Frequently censored are expressions of the artist’s sexuality—especially female and LGBT.
Irreverent consists of work that has been excluded from other mainstream galleries due to its explicit LGBT content. Many galleries still verge on conservative choices, post-Culture Wars.
Thankfully, the Leslie-Lohman Museum of Gay and Lesbian Art, the first LGBTQ art museum in the world, located in SoHo, New York City, has gathered works spanning more than three decades, and which reflect a variety of LGBT subjectivities.
“The exhibition draws inspiration from the innovative responses to watershed moments in the history of censoring LGBTQ art in Canada, England, Ireland, the Netherlands, South Africa, Sweden, Turkey, and the United States,” says guest curator Jennifer Tyburczy.

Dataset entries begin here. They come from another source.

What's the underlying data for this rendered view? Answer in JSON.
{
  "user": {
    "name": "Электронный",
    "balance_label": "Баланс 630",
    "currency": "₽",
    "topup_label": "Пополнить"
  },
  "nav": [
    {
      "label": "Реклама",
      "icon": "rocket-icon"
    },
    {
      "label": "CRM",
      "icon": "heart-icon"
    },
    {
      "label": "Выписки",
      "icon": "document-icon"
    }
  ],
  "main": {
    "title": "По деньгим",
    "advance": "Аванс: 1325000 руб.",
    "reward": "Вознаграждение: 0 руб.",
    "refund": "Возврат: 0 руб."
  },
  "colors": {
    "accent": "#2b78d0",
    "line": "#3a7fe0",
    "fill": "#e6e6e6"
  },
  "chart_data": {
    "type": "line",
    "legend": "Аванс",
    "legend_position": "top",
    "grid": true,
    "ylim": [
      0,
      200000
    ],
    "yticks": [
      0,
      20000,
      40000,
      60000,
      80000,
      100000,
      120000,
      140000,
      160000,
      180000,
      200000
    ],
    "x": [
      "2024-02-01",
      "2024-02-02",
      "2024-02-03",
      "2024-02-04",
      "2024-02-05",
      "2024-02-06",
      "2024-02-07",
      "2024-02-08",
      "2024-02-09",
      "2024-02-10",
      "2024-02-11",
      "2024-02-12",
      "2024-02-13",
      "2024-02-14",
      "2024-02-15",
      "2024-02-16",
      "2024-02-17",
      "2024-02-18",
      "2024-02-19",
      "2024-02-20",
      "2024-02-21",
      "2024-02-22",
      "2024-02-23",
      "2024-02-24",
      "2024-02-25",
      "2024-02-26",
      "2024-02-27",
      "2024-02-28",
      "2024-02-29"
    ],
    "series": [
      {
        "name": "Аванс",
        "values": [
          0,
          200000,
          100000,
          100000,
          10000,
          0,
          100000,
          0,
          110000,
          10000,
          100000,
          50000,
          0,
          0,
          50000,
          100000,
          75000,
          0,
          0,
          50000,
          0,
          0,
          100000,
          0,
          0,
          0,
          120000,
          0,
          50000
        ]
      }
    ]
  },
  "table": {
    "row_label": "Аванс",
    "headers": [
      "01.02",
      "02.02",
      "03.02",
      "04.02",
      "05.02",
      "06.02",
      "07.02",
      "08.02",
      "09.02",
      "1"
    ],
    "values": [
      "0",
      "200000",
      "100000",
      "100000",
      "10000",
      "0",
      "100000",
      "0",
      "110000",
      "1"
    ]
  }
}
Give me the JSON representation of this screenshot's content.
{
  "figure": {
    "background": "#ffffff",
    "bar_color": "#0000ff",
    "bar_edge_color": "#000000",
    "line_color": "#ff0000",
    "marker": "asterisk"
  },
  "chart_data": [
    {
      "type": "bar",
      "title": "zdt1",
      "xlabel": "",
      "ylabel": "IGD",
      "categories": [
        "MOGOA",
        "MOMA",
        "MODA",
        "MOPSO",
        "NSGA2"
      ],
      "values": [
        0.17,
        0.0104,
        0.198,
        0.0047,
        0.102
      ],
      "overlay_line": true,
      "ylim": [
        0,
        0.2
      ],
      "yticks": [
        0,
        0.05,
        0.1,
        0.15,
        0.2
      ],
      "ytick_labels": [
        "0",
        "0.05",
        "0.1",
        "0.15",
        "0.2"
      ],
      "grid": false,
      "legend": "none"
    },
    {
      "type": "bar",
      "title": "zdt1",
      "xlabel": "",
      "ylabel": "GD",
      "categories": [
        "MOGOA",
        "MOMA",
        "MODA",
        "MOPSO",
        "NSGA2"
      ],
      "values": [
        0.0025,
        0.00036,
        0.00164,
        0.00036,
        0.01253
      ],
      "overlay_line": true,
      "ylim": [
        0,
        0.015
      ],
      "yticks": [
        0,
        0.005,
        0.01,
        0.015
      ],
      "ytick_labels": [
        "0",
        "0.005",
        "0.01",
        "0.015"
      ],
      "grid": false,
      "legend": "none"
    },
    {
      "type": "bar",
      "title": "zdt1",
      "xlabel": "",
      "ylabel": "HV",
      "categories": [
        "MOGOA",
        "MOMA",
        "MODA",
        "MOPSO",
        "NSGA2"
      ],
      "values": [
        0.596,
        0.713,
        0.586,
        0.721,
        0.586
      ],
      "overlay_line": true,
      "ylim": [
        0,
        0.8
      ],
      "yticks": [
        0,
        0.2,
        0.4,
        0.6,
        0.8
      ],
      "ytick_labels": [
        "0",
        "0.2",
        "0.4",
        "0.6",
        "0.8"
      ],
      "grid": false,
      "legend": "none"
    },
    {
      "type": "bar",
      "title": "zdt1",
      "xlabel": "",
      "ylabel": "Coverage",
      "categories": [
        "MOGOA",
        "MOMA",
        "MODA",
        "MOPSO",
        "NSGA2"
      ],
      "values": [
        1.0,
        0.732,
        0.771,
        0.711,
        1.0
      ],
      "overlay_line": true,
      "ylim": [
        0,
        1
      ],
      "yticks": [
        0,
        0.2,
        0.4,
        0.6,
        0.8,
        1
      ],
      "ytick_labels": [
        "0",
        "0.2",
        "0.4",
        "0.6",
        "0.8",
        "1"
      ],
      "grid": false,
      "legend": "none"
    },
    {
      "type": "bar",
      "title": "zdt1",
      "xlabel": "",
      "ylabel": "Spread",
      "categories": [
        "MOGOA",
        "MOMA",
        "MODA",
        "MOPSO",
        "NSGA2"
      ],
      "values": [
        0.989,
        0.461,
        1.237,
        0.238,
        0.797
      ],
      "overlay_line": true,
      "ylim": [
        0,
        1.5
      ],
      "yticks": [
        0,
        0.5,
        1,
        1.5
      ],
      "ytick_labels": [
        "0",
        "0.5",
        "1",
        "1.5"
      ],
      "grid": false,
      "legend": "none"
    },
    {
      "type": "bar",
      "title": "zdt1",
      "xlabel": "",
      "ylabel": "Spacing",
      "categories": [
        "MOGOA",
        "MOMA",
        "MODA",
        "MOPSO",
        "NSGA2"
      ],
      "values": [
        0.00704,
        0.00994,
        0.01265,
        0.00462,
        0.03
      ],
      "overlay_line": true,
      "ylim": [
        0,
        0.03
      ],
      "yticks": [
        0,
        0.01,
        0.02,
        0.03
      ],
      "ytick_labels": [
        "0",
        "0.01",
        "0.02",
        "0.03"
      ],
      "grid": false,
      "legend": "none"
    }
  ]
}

Its concept is to respond to the controversies caused by the work of Mapplethorpe and Wojnarowicz “to delve deeper into the many ways that censorship functions in queer artistic life.”
Featuring the work of 17 artists, the exhibition will depict approximately a dozen episodes of exclusion and censorship including the Being series (2007), in which Zanele Muholi interrogates black lesbian relationships and safer sex; Seray Ak’s untitled photograph of two women kissing while wearing headscarves; and Corrine Bot’s Jack & Jill 01-03.
“Sex—queer, dissident and explicit—is central to the exhibition,” says Tyburczy, “The acts depicted in these works of art by established artists is what caused the censors and vandals to take the steps they did.
The exhibition shows how the defamers of queer life have consistently used sex as a political tool to silence all kinds of minority voices on issues that range from immigration to religion, to race, gender, and disability, to globalization and capitalism.”